Certain-e-s de mes camarades continuent à espérer peser au congrès, via des amendements aux différents textes (projet, statuts, 100 jours…) mais ils s’illusionnent. La messe est dite ! Les amendements ne pourront pas changer fondamentalement les textes en discussion, sauf à imaginer une jacquerie des délégués lors de ce congrès et je ne la vois pas venir.

Le texte principal ne saurait être rendu acceptable par quelques amendements. Ce texte est mauvais dans sa forme, dans son expression, dans sa structuration, dans son esprit, dans son contenu. Le seul amendement à produire est celui qui supprimerait de ce texte la totalité de son contenu, titre compris (lequel n’est qu’une reprise pure et simple du slogan de Sarkozy en 2007, ce qui, excusez-moi, me dérange profondément) pour en proposer un autre entièrement réécrit…

Quant aux statuts qui sont la loi commune qui régit notre fonctionnement, les actuels en vigueur aussi bien que ceux, réformés, qui seront peut-être adoptés au congrès ne sont pas de nature à restaurer la démocratie dans ce parti qui reste et restera verrouillé.
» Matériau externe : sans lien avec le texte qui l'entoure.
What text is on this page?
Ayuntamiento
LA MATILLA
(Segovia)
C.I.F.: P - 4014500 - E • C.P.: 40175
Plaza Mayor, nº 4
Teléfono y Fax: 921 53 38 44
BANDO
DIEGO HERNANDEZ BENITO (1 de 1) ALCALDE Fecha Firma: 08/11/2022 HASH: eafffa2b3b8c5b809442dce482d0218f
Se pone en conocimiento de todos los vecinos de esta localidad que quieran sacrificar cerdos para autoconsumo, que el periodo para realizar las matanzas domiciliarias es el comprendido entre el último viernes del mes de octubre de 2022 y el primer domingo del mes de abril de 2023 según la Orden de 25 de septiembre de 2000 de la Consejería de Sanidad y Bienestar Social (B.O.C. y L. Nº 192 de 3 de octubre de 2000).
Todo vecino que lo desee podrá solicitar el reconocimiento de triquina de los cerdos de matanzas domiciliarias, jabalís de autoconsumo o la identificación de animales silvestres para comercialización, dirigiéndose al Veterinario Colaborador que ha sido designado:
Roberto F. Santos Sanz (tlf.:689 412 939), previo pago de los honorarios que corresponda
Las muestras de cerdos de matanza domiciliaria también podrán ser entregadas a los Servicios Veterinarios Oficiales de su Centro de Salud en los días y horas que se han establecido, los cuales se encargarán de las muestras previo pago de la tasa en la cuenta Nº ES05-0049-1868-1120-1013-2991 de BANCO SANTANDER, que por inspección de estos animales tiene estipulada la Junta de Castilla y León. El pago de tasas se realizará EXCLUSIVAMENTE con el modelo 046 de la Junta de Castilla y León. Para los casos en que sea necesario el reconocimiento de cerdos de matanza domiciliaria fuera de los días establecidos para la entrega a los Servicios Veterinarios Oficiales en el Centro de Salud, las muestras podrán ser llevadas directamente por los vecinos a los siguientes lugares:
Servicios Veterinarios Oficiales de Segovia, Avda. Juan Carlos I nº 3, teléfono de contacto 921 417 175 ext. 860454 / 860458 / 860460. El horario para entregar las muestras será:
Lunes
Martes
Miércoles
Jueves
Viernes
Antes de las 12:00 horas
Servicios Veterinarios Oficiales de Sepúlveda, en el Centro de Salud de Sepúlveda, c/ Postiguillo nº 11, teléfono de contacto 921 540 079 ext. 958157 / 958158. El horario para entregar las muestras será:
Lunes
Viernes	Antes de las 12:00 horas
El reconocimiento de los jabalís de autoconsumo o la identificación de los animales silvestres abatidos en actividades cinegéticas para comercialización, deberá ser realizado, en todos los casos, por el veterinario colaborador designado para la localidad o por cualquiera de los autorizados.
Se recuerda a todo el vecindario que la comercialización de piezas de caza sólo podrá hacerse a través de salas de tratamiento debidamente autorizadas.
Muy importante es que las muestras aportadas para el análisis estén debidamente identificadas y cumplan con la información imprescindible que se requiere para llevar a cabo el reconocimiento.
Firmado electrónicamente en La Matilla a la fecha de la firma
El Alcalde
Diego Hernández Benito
Pendant plus de 5 ans, j’ai souvent eu matière à faire des reproches à mon parti mais je trouvais plus de raisons d’y œuvrer que de le quitter. Il y a quelques mois, la situation s’est inversée. Je me suis fait violence pour patienter jusqu’au congrès, étape qui devait permettre peut-être de renverser la table, pensions-nous avec une naïveté confondante. J’ai donc avalé des couleuvres aux allures de boas. J’ai rongé mon frein. J’ai parfois exprimé mes sentiments, à l’unisson avec un nombre croissant de camarades. À celles et ceux qui nous disaient au-revoir pour les raisons que j’évoque ce soir ou pour d’autres, je tentais de trouver les arguments pour les convaincre de rester encore avec nous. J’ai réussi parfois. Pas toujours.

Ce soir, c’est moi qui, tel Serge Gainsbourg, viens vous dire que je m’en vais. Certains s’en réjouiront, d’autres le regretteront. Mais ma décision est irrévocable. Il y a un moment où je n’accepte plus de jouer le rôle de ces pantins que quelques minables apparatchiks croient pouvoir manipuler. En restant au PG pour soi-disant mener le combat jusqu’au bout et ne décider qu’au terme du congrès, je cautionnerais ce que je ne veux plus cautionner.

Ma démission du PG n’est pas une fuite. Je n’abandonne pas le combat, bien au contraire. Mais je vais le mener autrement. Avec d’autres combattant-e-s mieux inspiré-e-s, plus bienveillant-e-s, davantage fidèles à nos principes et valeurs, beaucoup plus loyaux…

Je quitte le PG mais je ne renie pas mes ami-e-s et camarades. Les liens tissés ne sont pas rompus par ma démission. Seule l’est ma dépendance à un parti devenu détestable.

Et je ne doute pas que la plupart de mes camarades prendront la même décision sous peu au regard de ce qui s’annonce. Je ne fais que suivre la route de celles et ceux qui m’ont précédé dans ce choix et anticiper sur la décision inéluctable de beaucoup d’autres qui suivront dans les jours et les semaines à venir.